Before writing, check whether the timestamp of the current value is newer than the timestamp of the value in the cache. If so, you can write; otherwise, you cannot overwrite new data with old data.

11. How is Redis deployed in production?

Interviewer psychoanalysis

See if you understand the deployment architecture of your company’s Redis production cluster. If you don’t, then you are remiss. Is your Redis master-slave architecture? Cluster architecture? What kind of clustering scheme is used? Is there a high availability guarantee? Is persistence enabled to ensure data recovery? How many gigabytes of memory does online Redis give? What parameters are set?

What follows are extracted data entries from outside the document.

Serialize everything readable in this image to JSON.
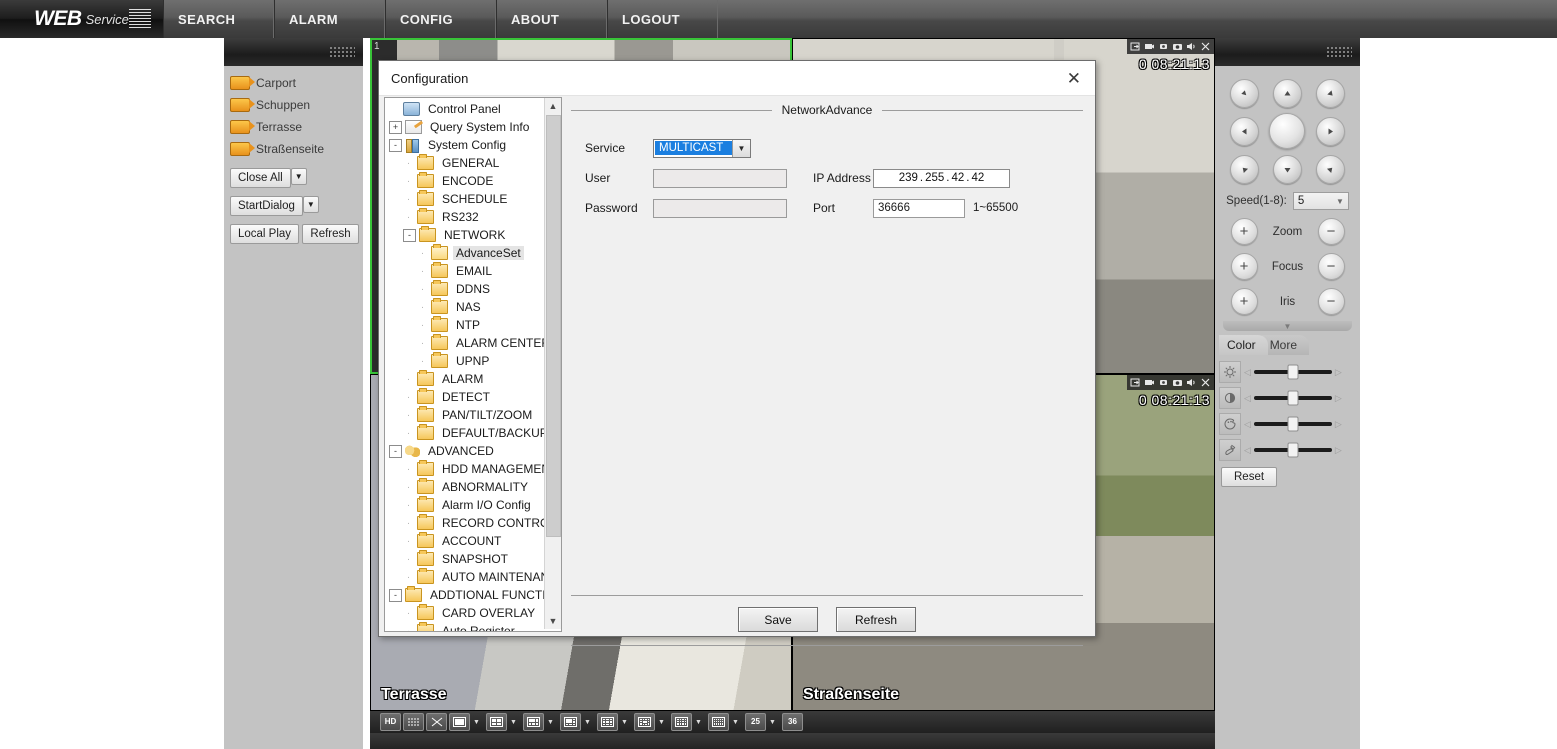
{
  "topnav": {
    "logo_web": "WEB",
    "logo_service": "Service",
    "items": [
      {
        "label": "SEARCH",
        "name": "nav-search"
      },
      {
        "label": "ALARM",
        "name": "nav-alarm"
      },
      {
        "label": "CONFIG",
        "name": "nav-config"
      },
      {
        "label": "ABOUT",
        "name": "nav-about"
      },
      {
        "label": "LOGOUT",
        "name": "nav-logout"
      }
    ]
  },
  "sidebar": {
    "cameras": [
      {
        "label": "Carport"
      },
      {
        "label": "Schuppen"
      },
      {
        "label": "Terrasse"
      },
      {
        "label": "Straßenseite"
      }
    ],
    "close_all": "Close All",
    "start_dialog": "StartDialog",
    "local_play": "Local Play",
    "refresh": "Refresh"
  },
  "videos": {
    "cells": [
      {
        "name": "",
        "time": "0 08:21:13",
        "num": "1"
      },
      {
        "name": "",
        "time": "0 08:21:13",
        "num": ""
      },
      {
        "name": "Terrasse",
        "time": "",
        "num": ""
      },
      {
        "name": "Straßenseite",
        "time": "",
        "num": ""
      }
    ]
  },
  "toolbar": {
    "hd_label": "HD",
    "buttons": [
      "hd",
      "fluency",
      "fullscreen",
      "layout-1",
      "layout-4",
      "layout-6",
      "layout-8",
      "layout-9",
      "layout-13",
      "layout-16",
      "layout-20",
      "layout-25",
      "layout-36"
    ],
    "label_25": "25",
    "label_36": "36"
  },
  "ptz": {
    "speed_label": "Speed(1-8):",
    "speed_value": "5",
    "zoom_label": "Zoom",
    "focus_label": "Focus",
    "iris_label": "Iris",
    "plus": "+",
    "minus": "−",
    "tab_color": "Color",
    "tab_more": "More",
    "reset_label": "Reset",
    "sliders": [
      {
        "icon": "brightness-icon"
      },
      {
        "icon": "contrast-icon"
      },
      {
        "icon": "hue-icon"
      },
      {
        "icon": "saturation-icon"
      }
    ]
  },
  "dialog": {
    "title": "Configuration",
    "close": "✕",
    "legend": "NetworkAdvance",
    "form": {
      "service_label": "Service",
      "service_value": "MULTICAST",
      "user_label": "User",
      "user_value": "",
      "password_label": "Password",
      "password_value": "",
      "ip_label": "IP Address",
      "ip_octets": [
        "239",
        "255",
        "42",
        "42"
      ],
      "port_label": "Port",
      "port_value": "36666",
      "port_hint": "1~65500"
    },
    "save_label": "Save",
    "refresh_label": "Refresh",
    "tree": [
      {
        "label": "Control Panel",
        "level": 0,
        "icon": "monitor",
        "toggle": "",
        "sel": false
      },
      {
        "label": "Query System Info",
        "level": 0,
        "icon": "note",
        "toggle": "+",
        "sel": false
      },
      {
        "label": "System Config",
        "level": 0,
        "icon": "tool",
        "toggle": "-",
        "sel": false
      },
      {
        "label": "GENERAL",
        "level": 1,
        "icon": "folder",
        "toggle": "",
        "sel": false
      },
      {
        "label": "ENCODE",
        "level": 1,
        "icon": "folder",
        "toggle": "",
        "sel": false
      },
      {
        "label": "SCHEDULE",
        "level": 1,
        "icon": "folder",
        "toggle": "",
        "sel": false
      },
      {
        "label": "RS232",
        "level": 1,
        "icon": "folder",
        "toggle": "",
        "sel": false
      },
      {
        "label": "NETWORK",
        "level": 1,
        "icon": "folder",
        "toggle": "-",
        "sel": false
      },
      {
        "label": "AdvanceSet",
        "level": 2,
        "icon": "folder-open",
        "toggle": "",
        "sel": true
      },
      {
        "label": "EMAIL",
        "level": 2,
        "icon": "folder",
        "toggle": "",
        "sel": false
      },
      {
        "label": "DDNS",
        "level": 2,
        "icon": "folder",
        "toggle": "",
        "sel": false
      },
      {
        "label": "NAS",
        "level": 2,
        "icon": "folder",
        "toggle": "",
        "sel": false
      },
      {
        "label": "NTP",
        "level": 2,
        "icon": "folder",
        "toggle": "",
        "sel": false
      },
      {
        "label": "ALARM CENTER",
        "level": 2,
        "icon": "folder",
        "toggle": "",
        "sel": false
      },
      {
        "label": "UPNP",
        "level": 2,
        "icon": "folder",
        "toggle": "",
        "sel": false
      },
      {
        "label": "ALARM",
        "level": 1,
        "icon": "folder",
        "toggle": "",
        "sel": false
      },
      {
        "label": "DETECT",
        "level": 1,
        "icon": "folder",
        "toggle": "",
        "sel": false
      },
      {
        "label": "PAN/TILT/ZOOM",
        "level": 1,
        "icon": "folder",
        "toggle": "",
        "sel": false
      },
      {
        "label": "DEFAULT/BACKUP",
        "level": 1,
        "icon": "folder",
        "toggle": "",
        "sel": false
      },
      {
        "label": "ADVANCED",
        "level": 0,
        "icon": "gears",
        "toggle": "-",
        "sel": false
      },
      {
        "label": "HDD MANAGEMENT",
        "level": 1,
        "icon": "folder",
        "toggle": "",
        "sel": false
      },
      {
        "label": "ABNORMALITY",
        "level": 1,
        "icon": "folder",
        "toggle": "",
        "sel": false
      },
      {
        "label": "Alarm I/O Config",
        "level": 1,
        "icon": "folder",
        "toggle": "",
        "sel": false
      },
      {
        "label": "RECORD CONTROL",
        "level": 1,
        "icon": "folder",
        "toggle": "",
        "sel": false
      },
      {
        "label": "ACCOUNT",
        "level": 1,
        "icon": "folder",
        "toggle": "",
        "sel": false
      },
      {
        "label": "SNAPSHOT",
        "level": 1,
        "icon": "folder",
        "toggle": "",
        "sel": false
      },
      {
        "label": "AUTO MAINTENANCE",
        "level": 1,
        "icon": "folder",
        "toggle": "",
        "sel": false
      },
      {
        "label": "ADDTIONAL FUNCTION",
        "level": 0,
        "icon": "folder",
        "toggle": "-",
        "sel": false
      },
      {
        "label": "CARD OVERLAY",
        "level": 1,
        "icon": "folder",
        "toggle": "",
        "sel": false
      },
      {
        "label": "Auto Register",
        "level": 1,
        "icon": "folder",
        "toggle": "",
        "sel": false
      }
    ]
  },
  "colors": {
    "accent": "#1b7fe0",
    "panel": "#c3c3c3",
    "dialog_bg": "#f0f0f0",
    "folder": "#f6c75a",
    "camera_icon": "#e8921c",
    "selection_green": "#38c438"
  }
}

How many QPS does your Redis cluster carry after pressure testing?

Dude, you have to know this stuff, or you really haven’t thought it through.

Analysis of interview questions

Redis cluster has 10 machines, 5 of which deploy the master instance of Redis, and the other 5 deploy the slave instance of Redis. Each master instance has a slave instance. 5 nodes provide read and write services externally, and the peak QPS of each node may reach 50,000 per second. The maximum for five machines is 250,000 read/write requests /s.

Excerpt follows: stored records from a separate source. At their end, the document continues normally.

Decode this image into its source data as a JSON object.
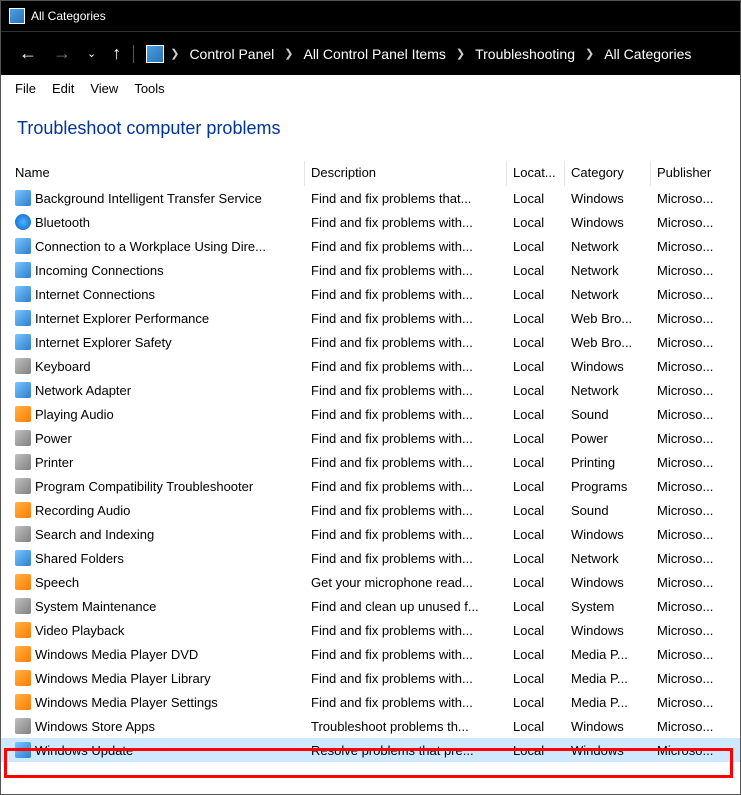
{
  "window": {
    "title": "All Categories"
  },
  "breadcrumb": {
    "items": [
      "Control Panel",
      "All Control Panel Items",
      "Troubleshooting",
      "All Categories"
    ]
  },
  "menu": {
    "file": "File",
    "edit": "Edit",
    "view": "View",
    "tools": "Tools"
  },
  "page": {
    "heading": "Troubleshoot computer problems"
  },
  "columns": {
    "c0": "Name",
    "c1": "Description",
    "c2": "Locat...",
    "c3": "Category",
    "c4": "Publisher"
  },
  "rows": [
    {
      "name": "Background Intelligent Transfer Service",
      "desc": "Find and fix problems that...",
      "loc": "Local",
      "cat": "Windows",
      "pub": "Microso...",
      "icon": "net"
    },
    {
      "name": "Bluetooth",
      "desc": "Find and fix problems with...",
      "loc": "Local",
      "cat": "Windows",
      "pub": "Microso...",
      "icon": "blue"
    },
    {
      "name": "Connection to a Workplace Using Dire...",
      "desc": "Find and fix problems with...",
      "loc": "Local",
      "cat": "Network",
      "pub": "Microso...",
      "icon": "net"
    },
    {
      "name": "Incoming Connections",
      "desc": "Find and fix problems with...",
      "loc": "Local",
      "cat": "Network",
      "pub": "Microso...",
      "icon": "net"
    },
    {
      "name": "Internet Connections",
      "desc": "Find and fix problems with...",
      "loc": "Local",
      "cat": "Network",
      "pub": "Microso...",
      "icon": "net"
    },
    {
      "name": "Internet Explorer Performance",
      "desc": "Find and fix problems with...",
      "loc": "Local",
      "cat": "Web Bro...",
      "pub": "Microso...",
      "icon": "net"
    },
    {
      "name": "Internet Explorer Safety",
      "desc": "Find and fix problems with...",
      "loc": "Local",
      "cat": "Web Bro...",
      "pub": "Microso...",
      "icon": "net"
    },
    {
      "name": "Keyboard",
      "desc": "Find and fix problems with...",
      "loc": "Local",
      "cat": "Windows",
      "pub": "Microso...",
      "icon": "sys"
    },
    {
      "name": "Network Adapter",
      "desc": "Find and fix problems with...",
      "loc": "Local",
      "cat": "Network",
      "pub": "Microso...",
      "icon": "net"
    },
    {
      "name": "Playing Audio",
      "desc": "Find and fix problems with...",
      "loc": "Local",
      "cat": "Sound",
      "pub": "Microso...",
      "icon": "media"
    },
    {
      "name": "Power",
      "desc": "Find and fix problems with...",
      "loc": "Local",
      "cat": "Power",
      "pub": "Microso...",
      "icon": "sys"
    },
    {
      "name": "Printer",
      "desc": "Find and fix problems with...",
      "loc": "Local",
      "cat": "Printing",
      "pub": "Microso...",
      "icon": "sys"
    },
    {
      "name": "Program Compatibility Troubleshooter",
      "desc": "Find and fix problems with...",
      "loc": "Local",
      "cat": "Programs",
      "pub": "Microso...",
      "icon": "sys"
    },
    {
      "name": "Recording Audio",
      "desc": "Find and fix problems with...",
      "loc": "Local",
      "cat": "Sound",
      "pub": "Microso...",
      "icon": "media"
    },
    {
      "name": "Search and Indexing",
      "desc": "Find and fix problems with...",
      "loc": "Local",
      "cat": "Windows",
      "pub": "Microso...",
      "icon": "sys"
    },
    {
      "name": "Shared Folders",
      "desc": "Find and fix problems with...",
      "loc": "Local",
      "cat": "Network",
      "pub": "Microso...",
      "icon": "net"
    },
    {
      "name": "Speech",
      "desc": "Get your microphone read...",
      "loc": "Local",
      "cat": "Windows",
      "pub": "Microso...",
      "icon": "media"
    },
    {
      "name": "System Maintenance",
      "desc": "Find and clean up unused f...",
      "loc": "Local",
      "cat": "System",
      "pub": "Microso...",
      "icon": "sys"
    },
    {
      "name": "Video Playback",
      "desc": "Find and fix problems with...",
      "loc": "Local",
      "cat": "Windows",
      "pub": "Microso...",
      "icon": "media"
    },
    {
      "name": "Windows Media Player DVD",
      "desc": "Find and fix problems with...",
      "loc": "Local",
      "cat": "Media P...",
      "pub": "Microso...",
      "icon": "media"
    },
    {
      "name": "Windows Media Player Library",
      "desc": "Find and fix problems with...",
      "loc": "Local",
      "cat": "Media P...",
      "pub": "Microso...",
      "icon": "media"
    },
    {
      "name": "Windows Media Player Settings",
      "desc": "Find and fix problems with...",
      "loc": "Local",
      "cat": "Media P...",
      "pub": "Microso...",
      "icon": "media"
    },
    {
      "name": "Windows Store Apps",
      "desc": "Troubleshoot problems th...",
      "loc": "Local",
      "cat": "Windows",
      "pub": "Microso...",
      "icon": "sys"
    },
    {
      "name": "Windows Update",
      "desc": "Resolve problems that pre...",
      "loc": "Local",
      "cat": "Windows",
      "pub": "Microso...",
      "icon": "net",
      "selected": true
    }
  ]
}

What is the configuration of the machine? 32G memory + 8-core CPU + 1T disk, but 10G memory is allocated to the Redis process. In general online production environment, the redis memory should not exceed 10G as far as possible, which may cause problems.

Five machines provide external reading and writing, with a total of 50G of memory.

Because each primary instance has a secondary instance, it is highly available. If any primary instance goes down, it will automatically failover and Redis will automatically change from a real instance to the primary instance to continue providing read and write services.

What data are you writing into memory? What is the size of each piece of data? Commodity data, each piece of data is 10KB. 100 pieces of data is 1mb, 100,000 pieces of data is 1 gb. Resident memory is 2 million items of data, occupying 20 GB of memory, only less than 50% of the total memory. The current peak is around 3,500 requests per second.

In large companies, there is an infrastructure team responsible for the operation and maintenance of the cache cluster.